As a result, 451 Research from S&P Global Energy Horizons expects to see intensified competition in the FinOps market as vendors race to add AI cost metrics to their platforms and organizations seek to demonstrate return on their AI and technology investments. Understanding and communicating the resulting business value is critical for all participants: While cloud provider tools are necessary, they are insufficient for the needs of distributed, hybrid AI deployments and agentic organizations, as illustrated by the rising demand for third-party tools.
Summary of findings
Public cloud budget overage remains an issue, but the situation is improving. Organizations continue to make progress on sticking to their annual public cloud budgets, with “only” half reporting overages at the end of 2025, versus 57% at year-end 2024. As shown in the figures below, generative AI workloads were the top driver of public cloud overspending in 2025, with 56% of organizations highlighting AI experimentation and implementation as a contributing factor, up from 41% in 2024. Notably, in the most recent survey, more than two in five (42%) cite AI use as the primary factor in overspending, by far the top response. At the same time, foundational FinOps challenges persist, with relatively consistent percentages of organizations citing unanticipated resource scaling (40%), lack of visibility (35%) and idle VMs or instances (29%) as contributors to overspending.
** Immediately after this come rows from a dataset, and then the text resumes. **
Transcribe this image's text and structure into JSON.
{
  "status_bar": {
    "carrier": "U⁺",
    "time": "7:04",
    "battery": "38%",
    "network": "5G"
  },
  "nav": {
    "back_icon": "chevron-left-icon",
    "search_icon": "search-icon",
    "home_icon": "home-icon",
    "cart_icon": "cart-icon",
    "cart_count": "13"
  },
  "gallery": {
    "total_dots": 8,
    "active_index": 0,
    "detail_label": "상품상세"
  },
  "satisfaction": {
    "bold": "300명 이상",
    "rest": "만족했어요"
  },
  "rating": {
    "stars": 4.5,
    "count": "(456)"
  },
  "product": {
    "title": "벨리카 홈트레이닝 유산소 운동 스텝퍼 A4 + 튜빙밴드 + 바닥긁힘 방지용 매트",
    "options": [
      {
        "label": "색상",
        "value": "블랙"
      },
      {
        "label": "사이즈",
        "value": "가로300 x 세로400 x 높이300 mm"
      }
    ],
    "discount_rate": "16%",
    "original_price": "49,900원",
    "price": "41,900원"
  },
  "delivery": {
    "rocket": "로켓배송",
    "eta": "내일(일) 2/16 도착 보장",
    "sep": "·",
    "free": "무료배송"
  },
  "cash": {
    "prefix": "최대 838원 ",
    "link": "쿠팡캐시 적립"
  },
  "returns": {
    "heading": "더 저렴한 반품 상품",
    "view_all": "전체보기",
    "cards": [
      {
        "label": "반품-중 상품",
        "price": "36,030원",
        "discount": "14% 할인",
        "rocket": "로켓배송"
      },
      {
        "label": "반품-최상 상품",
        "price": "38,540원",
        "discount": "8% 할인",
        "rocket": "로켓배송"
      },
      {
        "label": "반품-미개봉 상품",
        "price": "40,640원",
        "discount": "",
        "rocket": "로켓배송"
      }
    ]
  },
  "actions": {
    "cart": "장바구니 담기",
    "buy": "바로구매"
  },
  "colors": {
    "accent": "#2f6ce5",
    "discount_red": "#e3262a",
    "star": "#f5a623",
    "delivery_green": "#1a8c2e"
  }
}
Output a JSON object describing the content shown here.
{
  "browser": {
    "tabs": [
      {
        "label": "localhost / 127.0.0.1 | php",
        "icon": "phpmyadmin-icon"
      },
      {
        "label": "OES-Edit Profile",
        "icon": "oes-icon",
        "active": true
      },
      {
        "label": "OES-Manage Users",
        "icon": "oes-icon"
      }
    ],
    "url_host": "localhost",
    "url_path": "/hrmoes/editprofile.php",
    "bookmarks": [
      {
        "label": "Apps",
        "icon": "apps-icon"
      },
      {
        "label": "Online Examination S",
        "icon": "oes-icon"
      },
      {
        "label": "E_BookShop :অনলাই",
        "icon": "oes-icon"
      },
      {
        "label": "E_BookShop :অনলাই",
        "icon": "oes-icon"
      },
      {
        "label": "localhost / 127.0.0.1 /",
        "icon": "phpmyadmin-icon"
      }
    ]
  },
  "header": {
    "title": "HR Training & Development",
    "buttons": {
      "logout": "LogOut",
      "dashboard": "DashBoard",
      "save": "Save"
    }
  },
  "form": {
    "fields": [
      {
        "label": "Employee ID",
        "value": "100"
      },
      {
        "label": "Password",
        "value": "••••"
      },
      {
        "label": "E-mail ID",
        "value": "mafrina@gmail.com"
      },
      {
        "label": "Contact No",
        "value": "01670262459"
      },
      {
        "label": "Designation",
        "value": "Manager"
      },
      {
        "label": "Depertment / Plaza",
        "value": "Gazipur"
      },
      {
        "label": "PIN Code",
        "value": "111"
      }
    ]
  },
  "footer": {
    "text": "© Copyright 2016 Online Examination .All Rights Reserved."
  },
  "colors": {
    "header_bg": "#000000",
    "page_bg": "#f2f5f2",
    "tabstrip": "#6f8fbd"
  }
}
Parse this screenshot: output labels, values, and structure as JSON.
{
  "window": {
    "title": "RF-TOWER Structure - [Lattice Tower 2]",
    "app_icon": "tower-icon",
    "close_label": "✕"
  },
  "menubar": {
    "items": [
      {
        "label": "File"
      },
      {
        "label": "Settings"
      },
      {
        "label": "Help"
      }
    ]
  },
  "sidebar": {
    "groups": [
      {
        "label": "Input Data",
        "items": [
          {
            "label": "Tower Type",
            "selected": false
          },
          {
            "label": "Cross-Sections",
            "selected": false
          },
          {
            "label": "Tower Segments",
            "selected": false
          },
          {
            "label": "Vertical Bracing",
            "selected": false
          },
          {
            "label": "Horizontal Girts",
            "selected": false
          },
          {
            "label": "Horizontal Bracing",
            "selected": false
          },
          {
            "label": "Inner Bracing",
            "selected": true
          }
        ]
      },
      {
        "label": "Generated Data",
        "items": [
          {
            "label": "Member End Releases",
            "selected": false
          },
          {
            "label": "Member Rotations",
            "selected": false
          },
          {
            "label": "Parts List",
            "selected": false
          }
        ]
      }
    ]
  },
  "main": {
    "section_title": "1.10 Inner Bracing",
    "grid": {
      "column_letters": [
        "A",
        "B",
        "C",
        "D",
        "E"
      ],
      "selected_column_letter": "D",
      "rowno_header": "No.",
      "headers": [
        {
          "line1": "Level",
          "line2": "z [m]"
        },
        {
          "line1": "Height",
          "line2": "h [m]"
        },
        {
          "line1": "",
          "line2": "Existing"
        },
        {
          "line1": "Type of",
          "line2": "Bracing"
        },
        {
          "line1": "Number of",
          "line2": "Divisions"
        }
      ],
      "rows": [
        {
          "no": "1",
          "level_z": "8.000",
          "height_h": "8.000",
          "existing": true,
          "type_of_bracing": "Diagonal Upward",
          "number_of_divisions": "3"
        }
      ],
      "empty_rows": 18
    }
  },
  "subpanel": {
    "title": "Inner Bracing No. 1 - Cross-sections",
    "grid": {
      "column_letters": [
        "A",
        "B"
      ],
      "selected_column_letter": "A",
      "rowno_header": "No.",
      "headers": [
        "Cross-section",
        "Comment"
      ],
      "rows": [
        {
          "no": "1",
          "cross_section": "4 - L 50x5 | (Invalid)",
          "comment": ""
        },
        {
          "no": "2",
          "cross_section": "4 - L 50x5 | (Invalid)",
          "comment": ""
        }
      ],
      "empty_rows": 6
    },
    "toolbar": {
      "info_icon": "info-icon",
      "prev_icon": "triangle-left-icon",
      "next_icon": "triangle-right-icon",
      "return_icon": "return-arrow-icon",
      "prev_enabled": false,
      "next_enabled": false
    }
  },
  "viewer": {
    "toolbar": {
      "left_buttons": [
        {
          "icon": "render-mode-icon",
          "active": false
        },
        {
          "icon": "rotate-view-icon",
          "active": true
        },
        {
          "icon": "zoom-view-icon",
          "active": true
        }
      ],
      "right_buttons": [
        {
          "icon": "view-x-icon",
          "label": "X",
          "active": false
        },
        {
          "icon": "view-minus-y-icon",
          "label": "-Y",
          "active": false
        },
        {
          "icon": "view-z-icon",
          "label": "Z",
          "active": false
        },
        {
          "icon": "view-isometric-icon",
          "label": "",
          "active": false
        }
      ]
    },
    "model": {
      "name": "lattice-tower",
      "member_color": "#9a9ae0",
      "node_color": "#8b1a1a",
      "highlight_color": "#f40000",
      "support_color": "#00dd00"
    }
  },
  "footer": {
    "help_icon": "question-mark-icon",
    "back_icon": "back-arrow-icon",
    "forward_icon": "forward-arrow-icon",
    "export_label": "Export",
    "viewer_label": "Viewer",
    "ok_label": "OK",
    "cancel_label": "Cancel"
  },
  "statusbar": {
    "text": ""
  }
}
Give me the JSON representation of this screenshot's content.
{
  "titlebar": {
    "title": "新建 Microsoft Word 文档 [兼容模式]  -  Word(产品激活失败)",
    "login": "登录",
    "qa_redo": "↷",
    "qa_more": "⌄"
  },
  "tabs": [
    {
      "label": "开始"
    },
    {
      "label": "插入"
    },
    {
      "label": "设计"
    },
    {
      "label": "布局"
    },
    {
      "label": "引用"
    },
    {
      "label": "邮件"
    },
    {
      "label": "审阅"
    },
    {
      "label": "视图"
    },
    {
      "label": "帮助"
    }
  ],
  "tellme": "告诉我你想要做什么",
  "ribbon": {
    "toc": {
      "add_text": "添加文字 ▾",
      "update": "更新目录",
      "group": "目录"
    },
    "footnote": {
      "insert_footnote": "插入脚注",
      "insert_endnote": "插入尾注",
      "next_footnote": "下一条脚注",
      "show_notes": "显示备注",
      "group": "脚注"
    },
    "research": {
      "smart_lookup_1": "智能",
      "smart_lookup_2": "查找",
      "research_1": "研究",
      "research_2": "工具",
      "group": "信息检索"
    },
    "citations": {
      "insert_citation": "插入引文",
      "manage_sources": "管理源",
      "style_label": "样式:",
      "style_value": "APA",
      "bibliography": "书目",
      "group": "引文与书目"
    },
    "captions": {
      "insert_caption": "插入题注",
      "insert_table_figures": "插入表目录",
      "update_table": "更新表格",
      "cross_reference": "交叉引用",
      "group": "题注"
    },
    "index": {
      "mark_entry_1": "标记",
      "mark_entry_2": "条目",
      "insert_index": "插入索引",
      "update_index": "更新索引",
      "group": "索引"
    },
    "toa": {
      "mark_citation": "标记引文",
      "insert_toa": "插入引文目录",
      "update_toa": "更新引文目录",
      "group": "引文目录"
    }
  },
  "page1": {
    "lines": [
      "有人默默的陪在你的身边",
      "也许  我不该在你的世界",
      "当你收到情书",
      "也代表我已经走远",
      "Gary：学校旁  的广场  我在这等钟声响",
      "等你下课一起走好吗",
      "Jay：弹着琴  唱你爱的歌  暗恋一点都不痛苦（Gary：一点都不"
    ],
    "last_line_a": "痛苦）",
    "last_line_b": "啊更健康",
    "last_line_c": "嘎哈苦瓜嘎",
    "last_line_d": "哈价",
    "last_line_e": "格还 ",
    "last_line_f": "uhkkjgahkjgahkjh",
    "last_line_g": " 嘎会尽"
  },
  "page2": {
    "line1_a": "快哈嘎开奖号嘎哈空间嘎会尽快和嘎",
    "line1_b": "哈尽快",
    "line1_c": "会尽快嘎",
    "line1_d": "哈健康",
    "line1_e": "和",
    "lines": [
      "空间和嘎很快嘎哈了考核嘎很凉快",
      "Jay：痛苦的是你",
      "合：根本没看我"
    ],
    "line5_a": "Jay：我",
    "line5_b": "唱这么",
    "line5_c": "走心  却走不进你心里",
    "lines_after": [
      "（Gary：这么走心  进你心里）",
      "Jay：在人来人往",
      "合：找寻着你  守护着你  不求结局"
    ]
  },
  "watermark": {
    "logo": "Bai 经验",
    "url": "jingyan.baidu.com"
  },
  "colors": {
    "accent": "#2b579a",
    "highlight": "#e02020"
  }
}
Organizations adopt FinOps for AI to address cost and governance challenges. Nearly 60% of organizations are using FinOps for AI for public cloud workloads such as data preparation and management pipelines (62% of the FinOps users surveyed), model fine-tuning and agentic AI workflows (55% each), model training (48%) and inferencing (44%). Organizations with AI workloads in public cloud environments use multiple AI-specific unit metrics, led by the most straightforward: cost per utilized GPU-hour and overall GPU utilization (63%), followed by cost per user/session at the application level and cost per agent action (56% each).
Early-stage public cloud users present rich opportunities for FinOps expansion. More than 60% of mature public cloud users have already implemented FinOps tools, practices and processes, while nearly half of organizations in earlier phases of the cloud journey plan to do so within the next 2 years. This demand trajectory underlies our most recent forecast, which projects a 17% compound annual growth rate (CAGR) for the FinOps market through 2030, up from the 13% CAGR projected in the prior-year forecast, reflecting both the urgency of the AI cost optimization challenge and the expanding addressable market.
FinOps priorities reflect the continuing quest for automated cloud cost management and usage optimization. Planning and forecasting improvement (58%) and usage optimization (56%) remain the top FinOps priorities, but unit economics (48%) is closing the gapand represents the next FinOps maturity threshold. Organizations that move beyond aggregate cloud spending visibility toward per-product, per-customer or per-feature cost attribution will unlock a powerful form of business value measurement — a particularly important component of demonstrating the return on AI investment. Achieving this goal will require investment in tagging discipline, allocation models and integration with accounting systems — areas in which only about a quarter of current FinOps users have reached full maturity.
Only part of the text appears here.